Martin Smith kept himself busy during 1988 with buying the latest recording technology and learning how to use it. In 1990 he started recording his first solo album "Bitter Sun After Dark". It was recorded at the Garage Studios in Sussex and contained 12 instrumental tracks. The privately pressed CD also featured "Down (In G)", a Richard Tandy composition, on which Richard Tandy played the spanish guitar. Richard Tandy:"It's supposed to be a tribute to John Downing, who fell off a boat and drowned. That's why it was called "DOWN IN G". It's supposed to be a clever play on words." The album featured Richard on grand piano throughout. Martin Smith, Richard Tandy and Dominique Glynn were also in charge for the orchestration.

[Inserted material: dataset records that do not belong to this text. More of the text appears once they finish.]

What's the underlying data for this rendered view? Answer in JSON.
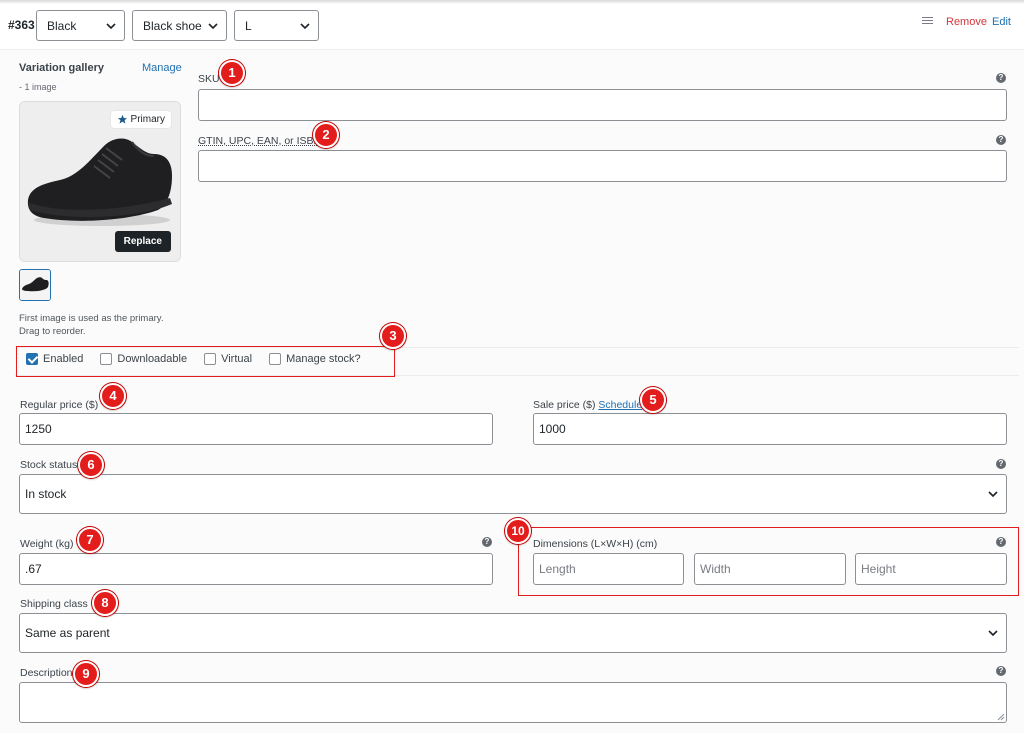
{
  "header": {
    "variation_id": "#363",
    "attributes": [
      {
        "selected": "Black"
      },
      {
        "selected": "Black shoe"
      },
      {
        "selected": "L"
      }
    ],
    "remove_label": "Remove",
    "edit_label": "Edit"
  },
  "gallery": {
    "title": "Variation gallery",
    "manage_label": "Manage",
    "count": "- 1 image",
    "primary_label": "Primary",
    "replace_label": "Replace",
    "hint_line1": "First image is used as the primary.",
    "hint_line2": "Drag to reorder."
  },
  "fields": {
    "sku": {
      "label": "SKU",
      "value": ""
    },
    "gtin": {
      "label": "GTIN, UPC, EAN, or ISBN",
      "value": ""
    },
    "regular_price": {
      "label": "Regular price ($)",
      "value": "1250"
    },
    "sale_price": {
      "label": "Sale price ($)",
      "schedule_label": "Schedule",
      "value": "1000"
    },
    "stock_status": {
      "label": "Stock status",
      "value": "In stock"
    },
    "weight": {
      "label": "Weight (kg)",
      "value": ".67"
    },
    "dimensions": {
      "label": "Dimensions (L×W×H) (cm)",
      "length_placeholder": "Length",
      "width_placeholder": "Width",
      "height_placeholder": "Height"
    },
    "shipping_class": {
      "label": "Shipping class",
      "value": "Same as parent"
    },
    "description": {
      "label": "Description",
      "value": ""
    }
  },
  "options": [
    {
      "label": "Enabled",
      "checked": true
    },
    {
      "label": "Downloadable",
      "checked": false
    },
    {
      "label": "Virtual",
      "checked": false
    },
    {
      "label": "Manage stock?",
      "checked": false
    }
  ],
  "callouts": [
    "1",
    "2",
    "3",
    "4",
    "5",
    "6",
    "7",
    "8",
    "9",
    "10"
  ],
  "colors": {
    "accent": "#2271b1",
    "danger": "#d63638",
    "callout": "#e31c1c"
  }
}
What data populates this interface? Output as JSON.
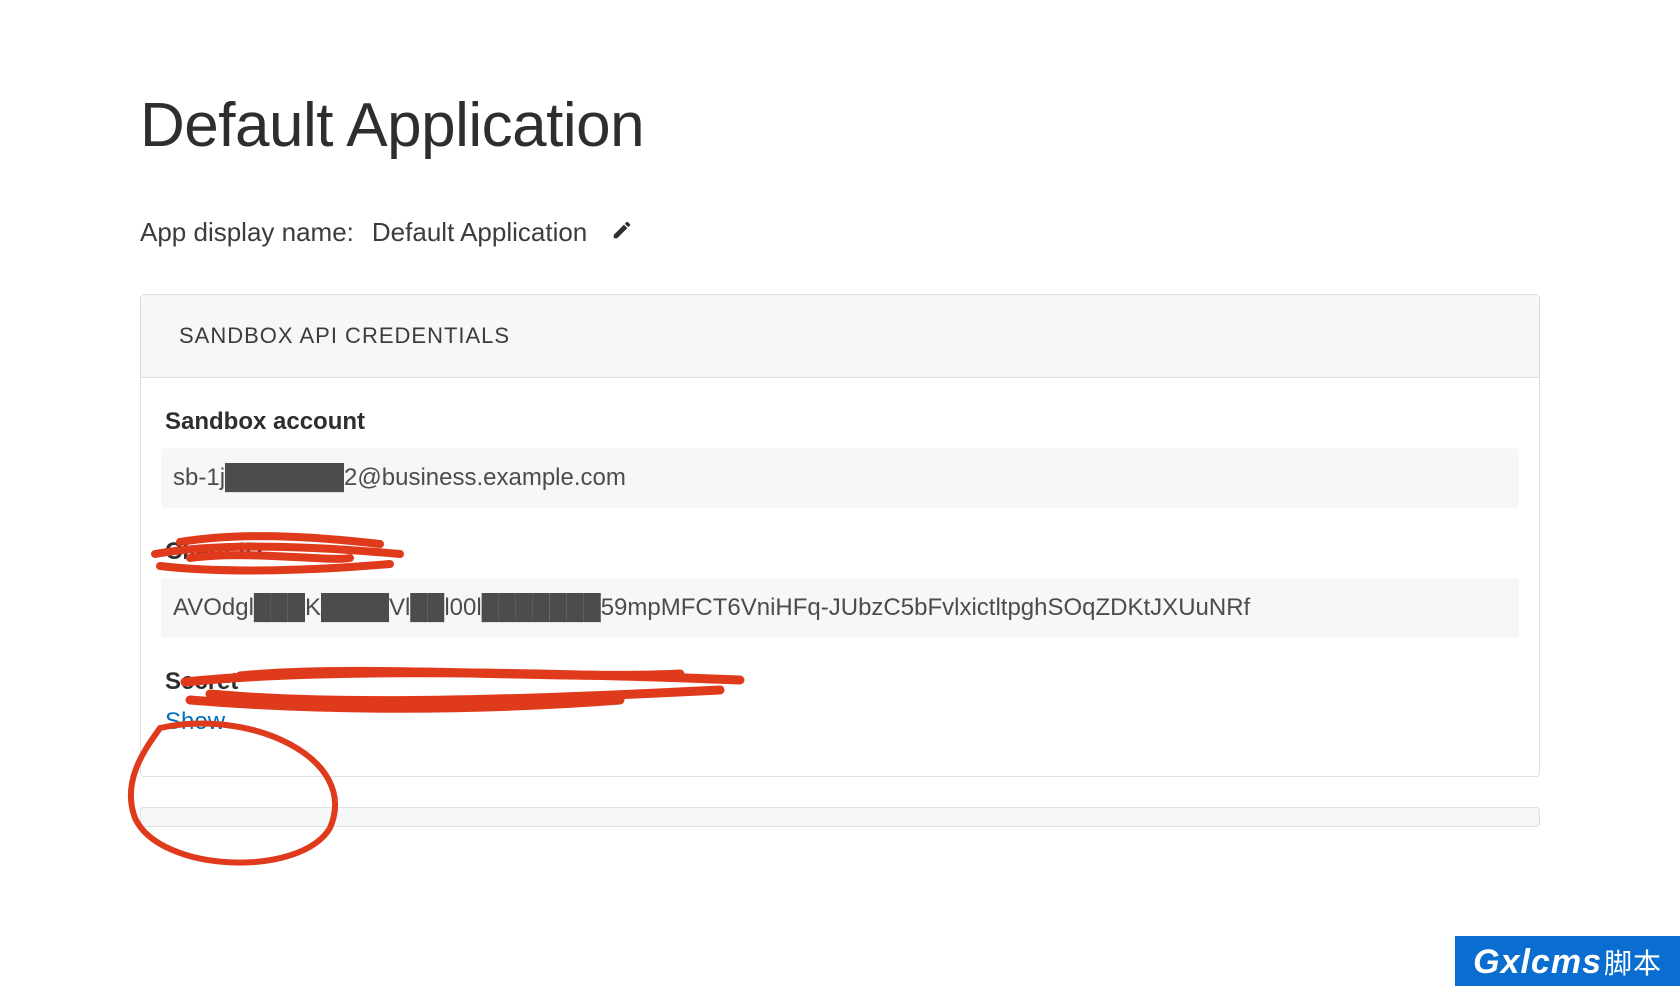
{
  "page": {
    "title": "Default Application"
  },
  "display_name": {
    "label": "App display name:",
    "value": "Default Application"
  },
  "credentials_panel": {
    "header": "SANDBOX API CREDENTIALS",
    "sandbox_account": {
      "label": "Sandbox account",
      "value": "sb-1j███████2@business.example.com"
    },
    "client_id": {
      "label": "Client ID",
      "value": "AVOdgl███K████Vl██l00l███████59mpMFCT6VniHFq-JUbzC5bFvlxictltpghSOqZDKtJXUuNRf"
    },
    "secret": {
      "label": "Secret",
      "show_link": "Show"
    }
  },
  "watermark": {
    "main": "Gxlcms",
    "sub": "脚本"
  }
}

After that Martin produced some tracks for Dave Morgan's private tape "All God's Blessings". When Tandy Morgan Smith released "The B.C. Collection" in 1992 with 17 unreleased tracks from 1985 to 1987, Martin was responsible for the post-production by compiling the various demos and adding a few overdubs.
Martin Smith had met up with Paul Harris and worked with him on a six-track mini-album entitled "Backwards With Clout" on which he not only produced, arranged and mixed all tracks, but also played guitar and bass, sang backing vocals and programmed the drum machine. After the recordings were finished, Paul and Martin founded The Paul Harris Band and recorded the promotional cassette album „The Great Divide“ which contained ten songs. All had been produced by Martin Smith, with six songs being also well co-composed by him. The Paul Harris Band took part in the "A Song For Europe '95" contest with their ballad "Spinning Away", but only finished as seventh, which wrecked plans to release "Spinning Away" as a single, despite being given a catalogue number and a handful of promos escaping.
Aside from his duties as bass player for the group, Martin has also been working with B.A. Robertson, and on an album by Misha Calvin, which was given a CD release in 1995 and for West End star Claire Moore.